Plus loin, le rapport a admis que «les élections du 21 mai 2000 se sont étonnamment bien déroulées, avec plus de 50% de la population à participer au scrutin... avec peu de violence et une présence visible et disciplinée de la police dans tout le pays». Qu'est-ce qui peut donc justifier la levée de boucliers «internationale» contre les résultats du scrutin, d'autant que «l'évaluation initiale de la Mission d'observation électorale n'a pas permis d'étayer les accusations de l'opposition concernant une fraude systématique». A ce sujet, les partis d'opposition «n'ont fourni guère de preuves concrètes». Tout en parlant d'«incidents isolés qui n'affectaient pas la crédibilité générale des élections», le rédacteur du rapport prétend que «des doutes planeront sur la crédibilité du nouveau gouvernement et du Parlement» qui résulteront de ces élections.
Ce rapport truffé de contradictions laisse une nette impression d'anachronisme voulu ou pas. Cependant, pour le besoin d'une cause inavouable, il anime la désinformation la plus grossière, comme celle d'insinuer que le meurtre de Jean Dominique aurait été le fait du pouvoir en place lié au secteur populaire. «Ce meurtre a été considéré comme un avertissement lancé à tous les journalistes haïtiens, notamment ceux identifiés avec l'opposition», disent effrontément les rédacteurs du rapport qui ne peuvent ignorer les dossiers brûlants agités par le journaliste assassiné, nuisibles à l'oligarchie et à d'autres agents redevables aux secteurs extrémistes de cette même communauté internationale. Incidemment, elle fait montre qu'elle en connaît beaucoup sur ce meurtre!
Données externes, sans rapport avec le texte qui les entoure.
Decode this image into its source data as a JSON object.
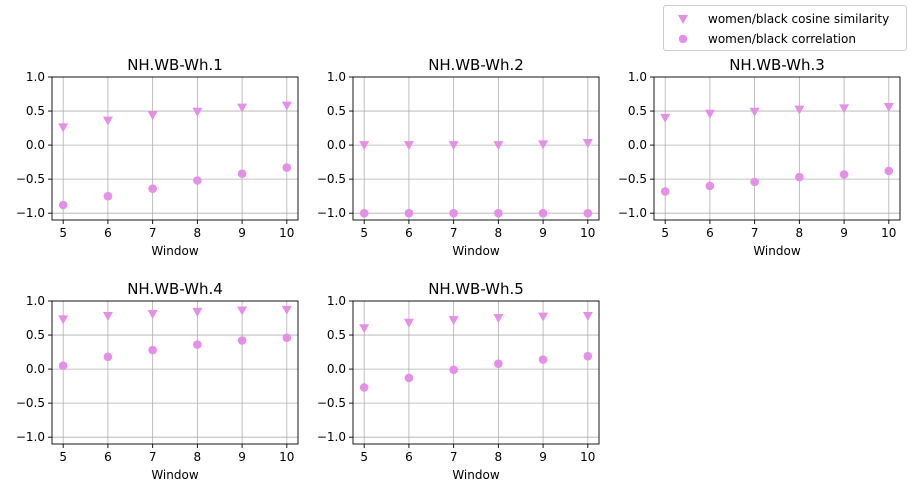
{
  "colors": {
    "marker": "#e58fe8",
    "grid": "#b0b0b0",
    "axis": "#000000"
  },
  "legend": {
    "entries": [
      {
        "label": "women/black cosine similarity",
        "marker": "triangle-down"
      },
      {
        "label": "women/black correlation",
        "marker": "circle"
      }
    ]
  },
  "chart_data": [
    {
      "type": "scatter",
      "title": "NH.WB-Wh.1",
      "xlabel": "Window",
      "ylabel": "",
      "x": [
        5,
        6,
        7,
        8,
        9,
        10
      ],
      "xlim": [
        4.75,
        10.25
      ],
      "ylim": [
        -1.1,
        1.0
      ],
      "xticks": [
        "5",
        "6",
        "7",
        "8",
        "9",
        "10"
      ],
      "yticks": [
        "1.0",
        "0.5",
        "0.0",
        "−0.5",
        "−1.0"
      ],
      "grid": true,
      "series": [
        {
          "name": "women/black cosine similarity",
          "marker": "triangle-down",
          "values": [
            0.26,
            0.36,
            0.44,
            0.49,
            0.55,
            0.58
          ]
        },
        {
          "name": "women/black correlation",
          "marker": "circle",
          "values": [
            -0.88,
            -0.75,
            -0.64,
            -0.52,
            -0.42,
            -0.33
          ]
        }
      ]
    },
    {
      "type": "scatter",
      "title": "NH.WB-Wh.2",
      "xlabel": "Window",
      "ylabel": "",
      "x": [
        5,
        6,
        7,
        8,
        9,
        10
      ],
      "xlim": [
        4.75,
        10.25
      ],
      "ylim": [
        -1.1,
        1.0
      ],
      "xticks": [
        "5",
        "6",
        "7",
        "8",
        "9",
        "10"
      ],
      "yticks": [
        "1.0",
        "0.5",
        "0.0",
        "−0.5",
        "−1.0"
      ],
      "grid": true,
      "series": [
        {
          "name": "women/black cosine similarity",
          "marker": "triangle-down",
          "values": [
            0.0,
            0.0,
            0.0,
            0.0,
            0.01,
            0.03
          ]
        },
        {
          "name": "women/black correlation",
          "marker": "circle",
          "values": [
            -1.0,
            -1.0,
            -1.0,
            -1.0,
            -1.0,
            -1.0
          ]
        }
      ]
    },
    {
      "type": "scatter",
      "title": "NH.WB-Wh.3",
      "xlabel": "Window",
      "ylabel": "",
      "x": [
        5,
        6,
        7,
        8,
        9,
        10
      ],
      "xlim": [
        4.75,
        10.25
      ],
      "ylim": [
        -1.1,
        1.0
      ],
      "xticks": [
        "5",
        "6",
        "7",
        "8",
        "9",
        "10"
      ],
      "yticks": [
        "1.0",
        "0.5",
        "0.0",
        "−0.5",
        "−1.0"
      ],
      "grid": true,
      "series": [
        {
          "name": "women/black cosine similarity",
          "marker": "triangle-down",
          "values": [
            0.4,
            0.46,
            0.49,
            0.52,
            0.54,
            0.56
          ]
        },
        {
          "name": "women/black correlation",
          "marker": "circle",
          "values": [
            -0.68,
            -0.6,
            -0.54,
            -0.47,
            -0.43,
            -0.38
          ]
        }
      ]
    },
    {
      "type": "scatter",
      "title": "NH.WB-Wh.4",
      "xlabel": "Window",
      "ylabel": "",
      "x": [
        5,
        6,
        7,
        8,
        9,
        10
      ],
      "xlim": [
        4.75,
        10.25
      ],
      "ylim": [
        -1.1,
        1.0
      ],
      "xticks": [
        "5",
        "6",
        "7",
        "8",
        "9",
        "10"
      ],
      "yticks": [
        "1.0",
        "0.5",
        "0.0",
        "−0.5",
        "−1.0"
      ],
      "grid": true,
      "series": [
        {
          "name": "women/black cosine similarity",
          "marker": "triangle-down",
          "values": [
            0.73,
            0.78,
            0.81,
            0.84,
            0.86,
            0.87
          ]
        },
        {
          "name": "women/black correlation",
          "marker": "circle",
          "values": [
            0.05,
            0.18,
            0.28,
            0.36,
            0.42,
            0.46
          ]
        }
      ]
    },
    {
      "type": "scatter",
      "title": "NH.WB-Wh.5",
      "xlabel": "Window",
      "ylabel": "",
      "x": [
        5,
        6,
        7,
        8,
        9,
        10
      ],
      "xlim": [
        4.75,
        10.25
      ],
      "ylim": [
        -1.1,
        1.0
      ],
      "xticks": [
        "5",
        "6",
        "7",
        "8",
        "9",
        "10"
      ],
      "yticks": [
        "1.0",
        "0.5",
        "0.0",
        "−0.5",
        "−1.0"
      ],
      "grid": true,
      "series": [
        {
          "name": "women/black cosine similarity",
          "marker": "triangle-down",
          "values": [
            0.6,
            0.68,
            0.72,
            0.75,
            0.77,
            0.78
          ]
        },
        {
          "name": "women/black correlation",
          "marker": "circle",
          "values": [
            -0.27,
            -0.13,
            -0.01,
            0.08,
            0.14,
            0.19
          ]
        }
      ]
    }
  ]
}
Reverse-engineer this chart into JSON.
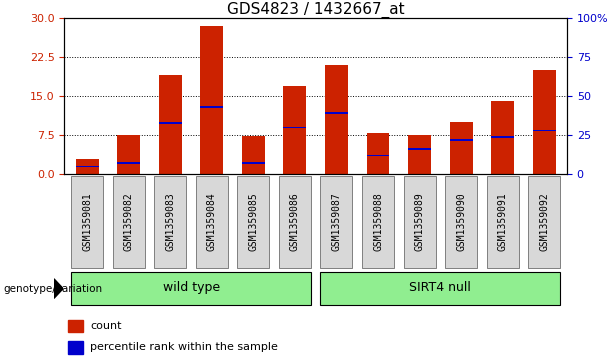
{
  "title": "GDS4823 / 1432667_at",
  "samples": [
    "GSM1359081",
    "GSM1359082",
    "GSM1359083",
    "GSM1359084",
    "GSM1359085",
    "GSM1359086",
    "GSM1359087",
    "GSM1359088",
    "GSM1359089",
    "GSM1359090",
    "GSM1359091",
    "GSM1359092"
  ],
  "count_values": [
    3.0,
    7.5,
    19.0,
    28.5,
    7.3,
    17.0,
    21.0,
    8.0,
    7.5,
    10.0,
    14.0,
    20.0
  ],
  "percentile_values": [
    5,
    7,
    33,
    43,
    7,
    30,
    39,
    12,
    16,
    22,
    24,
    28
  ],
  "group_ranges": [
    {
      "name": "wild type",
      "start": 0,
      "end": 5,
      "color": "#90EE90"
    },
    {
      "name": "SIRT4 null",
      "start": 6,
      "end": 11,
      "color": "#90EE90"
    }
  ],
  "bar_color": "#CC2200",
  "blue_color": "#0000CC",
  "left_axis_color": "#CC2200",
  "right_axis_color": "#0000CC",
  "ylim_left": [
    0,
    30
  ],
  "ylim_right": [
    0,
    100
  ],
  "yticks_left": [
    0,
    7.5,
    15,
    22.5,
    30
  ],
  "yticks_right": [
    0,
    25,
    50,
    75,
    100
  ],
  "grid_color": "#000000",
  "background_color": "#ffffff",
  "bar_width": 0.55,
  "legend_count_label": "count",
  "legend_pct_label": "percentile rank within the sample",
  "group_row_label": "genotype/variation",
  "title_fontsize": 11,
  "tick_fontsize": 8,
  "label_fontsize": 7
}
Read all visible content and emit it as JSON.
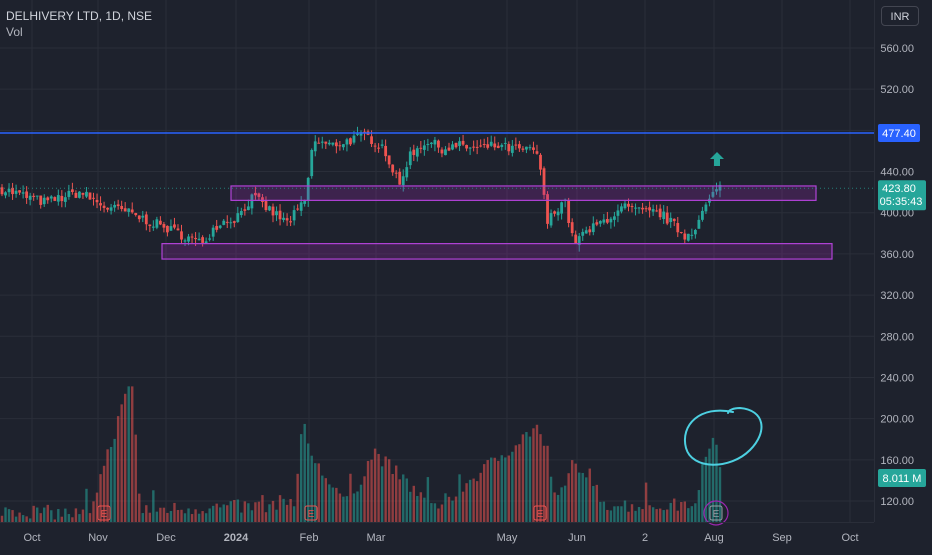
{
  "header": {
    "symbol": "DELHIVERY LTD, 1D, NSE",
    "volume_label": "Vol",
    "currency_button": "INR"
  },
  "colors": {
    "background": "#1e222d",
    "up": "#26a69a",
    "down": "#ef5350",
    "resistance_line": "#2962ff",
    "zone_fill": "#9c27b0",
    "annotation": "#4dd0e1",
    "earnings": "#ef5350"
  },
  "chart_data": {
    "type": "candlestick",
    "y_ticks": [
      "560.00",
      "520.00",
      "480.00",
      "440.00",
      "400.00",
      "360.00",
      "320.00",
      "280.00",
      "240.00",
      "200.00",
      "160.00",
      "120.00"
    ],
    "x_ticks": [
      "Oct",
      "Nov",
      "Dec",
      "2024",
      "Feb",
      "Mar",
      "May",
      "Jun",
      "2",
      "Aug",
      "Sep",
      "Oct"
    ],
    "ylim": [
      100,
      580
    ],
    "price_labels": {
      "resistance": "477.40",
      "last_price": "423.80",
      "countdown": "05:35:43",
      "last_volume": "8.011 M"
    },
    "resistance_level": 477.4,
    "zones": [
      {
        "name": "upper-zone",
        "low": 412,
        "high": 426
      },
      {
        "name": "lower-zone",
        "low": 355,
        "high": 370
      }
    ],
    "earnings_marker": "E",
    "price_path": [
      [
        0,
        423
      ],
      [
        0.05,
        410
      ],
      [
        0.09,
        420
      ],
      [
        0.12,
        405
      ],
      [
        0.14,
        402
      ],
      [
        0.16,
        395
      ],
      [
        0.19,
        385
      ],
      [
        0.21,
        378
      ],
      [
        0.23,
        370
      ],
      [
        0.25,
        390
      ],
      [
        0.27,
        395
      ],
      [
        0.29,
        415
      ],
      [
        0.31,
        402
      ],
      [
        0.33,
        390
      ],
      [
        0.35,
        410
      ],
      [
        0.36,
        470
      ],
      [
        0.38,
        465
      ],
      [
        0.4,
        470
      ],
      [
        0.42,
        475
      ],
      [
        0.44,
        465
      ],
      [
        0.46,
        425
      ],
      [
        0.47,
        455
      ],
      [
        0.49,
        470
      ],
      [
        0.51,
        462
      ],
      [
        0.53,
        465
      ],
      [
        0.55,
        462
      ],
      [
        0.57,
        465
      ],
      [
        0.59,
        462
      ],
      [
        0.61,
        460
      ],
      [
        0.62,
        458
      ],
      [
        0.63,
        390
      ],
      [
        0.65,
        415
      ],
      [
        0.66,
        372
      ],
      [
        0.68,
        383
      ],
      [
        0.7,
        395
      ],
      [
        0.72,
        405
      ],
      [
        0.74,
        400
      ],
      [
        0.76,
        400
      ],
      [
        0.77,
        393
      ],
      [
        0.79,
        377
      ],
      [
        0.8,
        385
      ],
      [
        0.81,
        400
      ],
      [
        0.82,
        416
      ],
      [
        0.83,
        424
      ]
    ],
    "volume_path": [
      [
        0,
        105
      ],
      [
        0.1,
        100
      ],
      [
        0.15,
        230
      ],
      [
        0.16,
        105
      ],
      [
        0.3,
        108
      ],
      [
        0.34,
        115
      ],
      [
        0.35,
        185
      ],
      [
        0.36,
        150
      ],
      [
        0.4,
        110
      ],
      [
        0.43,
        160
      ],
      [
        0.5,
        105
      ],
      [
        0.62,
        185
      ],
      [
        0.64,
        110
      ],
      [
        0.66,
        150
      ],
      [
        0.7,
        110
      ],
      [
        0.75,
        108
      ],
      [
        0.8,
        110
      ],
      [
        0.82,
        175
      ],
      [
        0.83,
        150
      ]
    ]
  }
}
Sur l'entrefaite, le secrétaire général de l'OEA César Gaviria arrivait le jeudi 7 août à la tête d'une mission de bons offices visant à résoudre rapidement la crise artificielle née des élections et pour «renforcer la démocratie naissante». Il était accompagné de son adjoint, des représentants de l'Argentine, du Chili, du Venezuela auprès de l'OEA, et du secrétaire adjoint aux Relations extérieures du Caricom. Parlant au nom de cette dernière à une rencontre de l'OEA l'ambassadeur jamaïcain Richard Bernal a indiqué que la «légitimité du parlement haïtien est par conséquent de première importance pour le Caricom» puisqu'il est appelé à ratifier l'entrée définitive d'Haïti dans la communauté caribéenne. Une déclaration qui ne nie point la représentativité de la nouvelle législature haïtienne. Il appartiendra au peuple haïtien lui-même de juger et de veiller si ses élus prennent effectivement en compte ses intérêts.